12. Usually features pastors and church leaders who like to do all the ministry work themselves. But all throughout the history of the church, the minister would see their ministry as being that of an enabler of persons; an identifier of gifts in others that the good Lord would desire to use. This reminds me of my first senior pastor, who identified his role as most simply being an enabler of persons to unlock their giftedness. When a senior church leader sees people as God’s gift to the local church, he or she asks, “How can I endorse this person’s gifting, inspire them to use their gifts, and see them blessed through the use of their gifts?”

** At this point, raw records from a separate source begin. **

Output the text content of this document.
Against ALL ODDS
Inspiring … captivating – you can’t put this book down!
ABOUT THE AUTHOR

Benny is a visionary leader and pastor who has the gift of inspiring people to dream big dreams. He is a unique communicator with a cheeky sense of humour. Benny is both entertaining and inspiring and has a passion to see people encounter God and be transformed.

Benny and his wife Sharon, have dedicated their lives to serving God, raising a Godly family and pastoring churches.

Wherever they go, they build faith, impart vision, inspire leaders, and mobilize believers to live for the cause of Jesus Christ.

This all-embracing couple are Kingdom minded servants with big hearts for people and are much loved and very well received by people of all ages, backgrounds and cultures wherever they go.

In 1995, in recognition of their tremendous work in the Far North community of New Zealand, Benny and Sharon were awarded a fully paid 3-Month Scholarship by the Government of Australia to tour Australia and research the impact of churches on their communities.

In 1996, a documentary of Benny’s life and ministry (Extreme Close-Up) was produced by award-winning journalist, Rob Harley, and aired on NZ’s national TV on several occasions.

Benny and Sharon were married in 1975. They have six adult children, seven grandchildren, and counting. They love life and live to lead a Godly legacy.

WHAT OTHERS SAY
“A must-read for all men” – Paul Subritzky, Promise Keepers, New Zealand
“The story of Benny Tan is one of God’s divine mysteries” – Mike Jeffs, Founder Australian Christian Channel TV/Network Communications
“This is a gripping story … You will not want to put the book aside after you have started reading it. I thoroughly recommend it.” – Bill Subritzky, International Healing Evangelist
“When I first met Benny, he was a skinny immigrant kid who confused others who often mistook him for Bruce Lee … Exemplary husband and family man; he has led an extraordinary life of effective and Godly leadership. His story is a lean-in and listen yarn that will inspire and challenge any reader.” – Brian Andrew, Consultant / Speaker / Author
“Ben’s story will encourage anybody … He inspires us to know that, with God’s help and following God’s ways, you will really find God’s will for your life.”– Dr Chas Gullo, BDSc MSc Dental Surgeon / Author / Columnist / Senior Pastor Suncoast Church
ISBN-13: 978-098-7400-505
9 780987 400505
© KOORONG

13. Does not seem to value as central the role of solid Christian doctrine as the vastness of the tradition of church leaders have in the past. We can reel off a series of high profile ‘pastors’ who spruik a prosperity doctrine, for just one instance. They we only have to think of Westboro Baptist in America’s south as another example of truth without love. The early church had three qualities in ministers of the gospel: 1) character, 2) “apt to teach,” and 3) “holding fast to the faithful Word.”

14. Is loaded with the need to have functional and in many cases elaborate facilities. The early church was built around people and not buildings. But we are often constrained if we don’t have amenities that live up to an impression we wish to give. The works of ministry are easily able to operate in the atmosphere of care and in the environment of acceptance, love and inclusion.


Church leadership and ministry today has moved a long way from the core ideals set up by the Apostles. The less we run our churches and our ministries according to secular ideals, the more we will bless the Kingdom.

Offering people a solacing sanctuary away from their fractious world is one cogent thing the church can give people of all walks of life.

© 2015 Steve Wickham.

Reference: these observations are a commentary on Michael Green’s 14 points as written in Freed to Serve (London, Hodder & Stoughton, 1983).